Knightley said that after taking two years off, she returned to acting but “knew I didn’t want to do big-budget films any more, because the fame that came with them I just couldn’t handle.” As such, arthouse titles including “The Edge of Love,” “Never Let Me Go,” and “A Dangerous Method” followed. She can currently be seen in “Official Secrets” as post-9/11 whistleblower Katharine Gun.
“Looking back, I think Katharine’s story just got swallowed up by the actual invasion of Iraq itself,” she said. “Yet now it feels like an important piece of that puzzle. We’re still living with the legacy of that war, so trying to understand the lead up to it made this feel like an important story to tell.”
Knightley also opened up about her own political participation, including the unfolding Extinction Rebellion global environmental movement, which aims to take a nonviolent approach to urging government to act on ecological disaster.

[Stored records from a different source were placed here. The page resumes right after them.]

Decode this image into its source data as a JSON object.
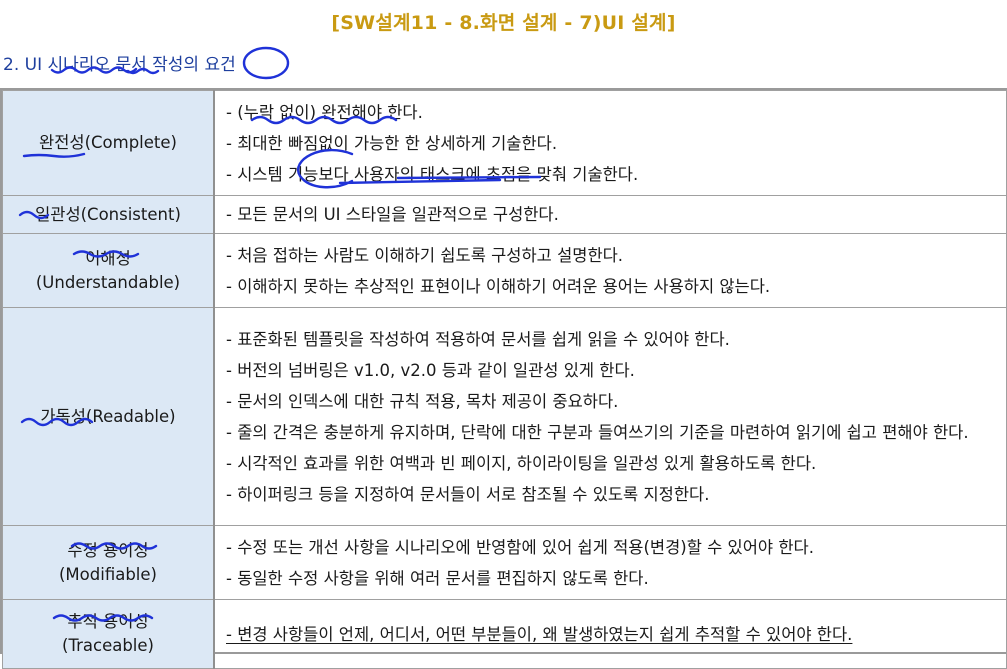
{
  "title": "[SW설계11 - 8.화면 설계 - 7)UI 설계]",
  "heading": "2. UI 시나리오 문서 작성의 요건",
  "colors": {
    "title": "#c99a12",
    "heading": "#1e3f9e",
    "label_bg": "#dce8f5",
    "pen": "#1f32d8"
  },
  "rows": [
    {
      "label": "완전성(Complete)",
      "label_sub": "",
      "items": [
        "- (누락 없이) 완전해야 한다.",
        "- 최대한 빠짐없이 가능한 한 상세하게 기술한다.",
        "- 시스템 기능보다 사용자의 태스크에 초점을 맞춰 기술한다."
      ]
    },
    {
      "label": "일관성(Consistent)",
      "label_sub": "",
      "items": [
        "- 모든 문서의 UI 스타일을 일관적으로 구성한다."
      ]
    },
    {
      "label": "이해성",
      "label_sub": "(Understandable)",
      "items": [
        "- 처음 접하는 사람도 이해하기 쉽도록 구성하고 설명한다.",
        "- 이해하지 못하는 추상적인 표현이나 이해하기 어려운 용어는 사용하지 않는다."
      ]
    },
    {
      "label": "가독성(Readable)",
      "label_sub": "",
      "items": [
        "- 표준화된 템플릿을 작성하여 적용하여 문서를 쉽게 읽을 수 있어야 한다.",
        "- 버전의 넘버링은 v1.0, v2.0 등과 같이 일관성 있게 한다.",
        "- 문서의 인덱스에 대한 규칙 적용, 목차 제공이 중요하다.",
        "- 줄의 간격은 충분하게 유지하며, 단락에 대한 구분과 들여쓰기의 기준을 마련하여 읽기에 쉽고 편해야 한다.",
        "- 시각적인 효과를 위한 여백과 빈 페이지, 하이라이팅을 일관성 있게 활용하도록 한다.",
        "- 하이퍼링크 등을 지정하여 문서들이 서로 참조될 수 있도록 지정한다."
      ]
    },
    {
      "label": "수정 용이성",
      "label_sub": "(Modifiable)",
      "items": [
        "- 수정 또는 개선 사항을 시나리오에 반영함에 있어 쉽게 적용(변경)할 수 있어야 한다.",
        "- 동일한 수정 사항을 위해 여러 문서를 편집하지 않도록 한다."
      ]
    },
    {
      "label": "추적 용이성",
      "label_sub": "(Traceable)",
      "items": [
        "- 변경 사항들이 언제, 어디서, 어떤 부분들이, 왜 발생하였는지 쉽게 추적할 수 있어야 한다."
      ]
    }
  ]
}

“We keep having this discussion where we’re saying to each other, ‘Should we get arrested?’,” she said, referring to her husband, musician James Righton. “And I’m like, ‘We can’t, we’ve got a baby, she’s permanently attached to my boob. So how’s it going to work?’ So then he’s going, ‘Maybe I’ll go down and get arrested for both of us.’ And I’m like, ‘Let’s neither of us get arrested now. It’s not the right time.’ I think a lot of us just want to find a reason not to think about it.”